A small-cell facility is a piece of wireless broadband infrastructure that usually looks like small antennas placed on existing structures or standalone towers. They help fill cellular service gaps where service is unreliable. They also bolster service areas where cell use is very high, such as city centers or sports arenas.
According to the National League of Cities (NLC), while small cell antennas are generally less noticeable, they sometimes come with refrigerator-sized equipment to help support them.
The City of Gaithersburg explained that small-cell facilities are becoming more popular as a solution to finding more network capacity.
“With mobile data traffic expected to double annually, providers have indicated that small cell facilities are necessary to expand the capacity of wireless networks,” they wrote.
Demand is increasing not only because of increased cell phone use but also because of the rise of other connected devices, such as smart speakers and smart home gadgets. In fact, even lightbulbs can become connected and controllable through a cell phone, which contributes to increased network usage.
“Requests for small cell antenna installations in the city are expected to rise dramatically in the coming years as the need for data increases. The city has adopted the necessary regulations and criteria to meet the requirements of federal law while respecting the integrity of our residential neighborhoods and commercial areas,” the city wrote.
According to the city, new petitions before the FCC, which were filed by the Cellular Telecommunications Industry Association and the Wireless Infrastructure Association, could have an impact on existing city regulations.
“The new petitions seek to clarify terms, provide that an application be deemed ‘granted’ if a local government fails to act in a timely manner, liberalize the standard of what constitutes a substantial change to a facility, declare that conditional approvals violated the law and prohibit any process or conditions that effectively defeat or reduce the protections afforded under the law,” the city wrote.
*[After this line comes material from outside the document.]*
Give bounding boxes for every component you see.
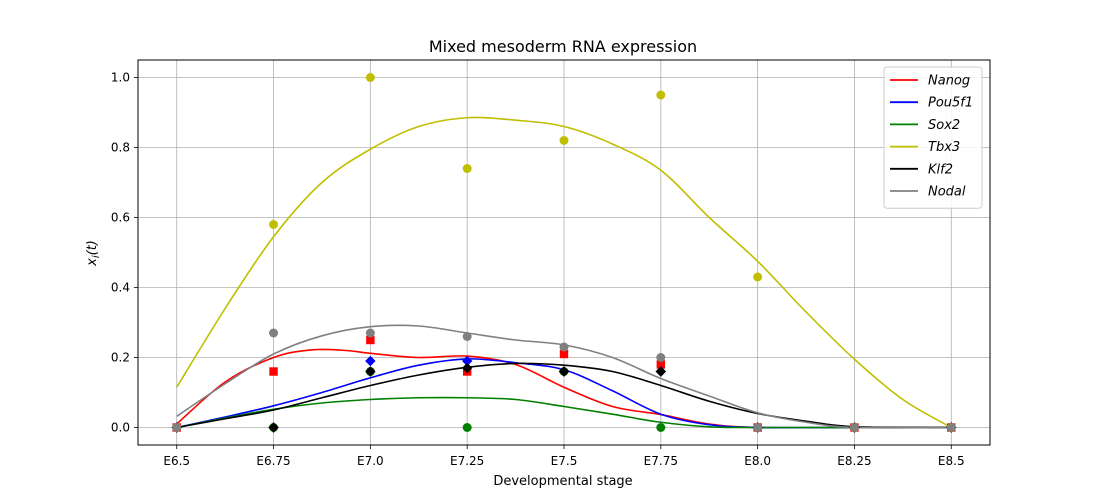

Gaithersburg said that it intends to express its opposition to new industry requests.
The new antennas are often installed on existing city infrastructure, such as traffic lights, telephone poles and streetlights, but if the new petition is granted by the FCC, the regulations would allow more antennas arranged in any formation they see to be fit.
“These changes could allow placement of as many equipment cabinets as can fit on a pole, open up installations on utility company poles, allowing for virtually any configuration vertically or horizontally, if the structure is allowed on a pole regardless of local concealment standards and create a new building standard whereby if a small cell facility is allowed on any portion of a building, it must be allowed elsewhere on the same building regardless of its visibility,” the city wrote.
Although Gaithersburg has the right to manage requests for new antennas, it still must comply with federal statutes.
There is also some pushback from the community over new cell towers because of their appearance and the concern over health risks.
“Often, wireless providers will want small cells deployed in dense urban areas to provide adequate capacity in high demand spots,” wrote the NLC, “and each provider will want its own facility installed to cover the same dense area. Thus, there may be several requests to locate such facilities in the same general areas, such that four poles in a row will have small cells from four different wireless companies. This can result in clusters of small cells that are visually unappealing and detract from the aesthetic of the community.”
NLC also noted that small cell antennas can be disruptive to existing technology like wireless traffic signals, if they are in close proximity.
So far, according to the City of Gaithersburg, the mayor and council have investigated their options of how to best address small-cell facilities within its current rights-of-way. They have also conducted multiple meetings involving the public to determine the best approach for the city.
The FCC is currently seeking public comments on the new petitions through their electronic comment filing system before Oct. 15.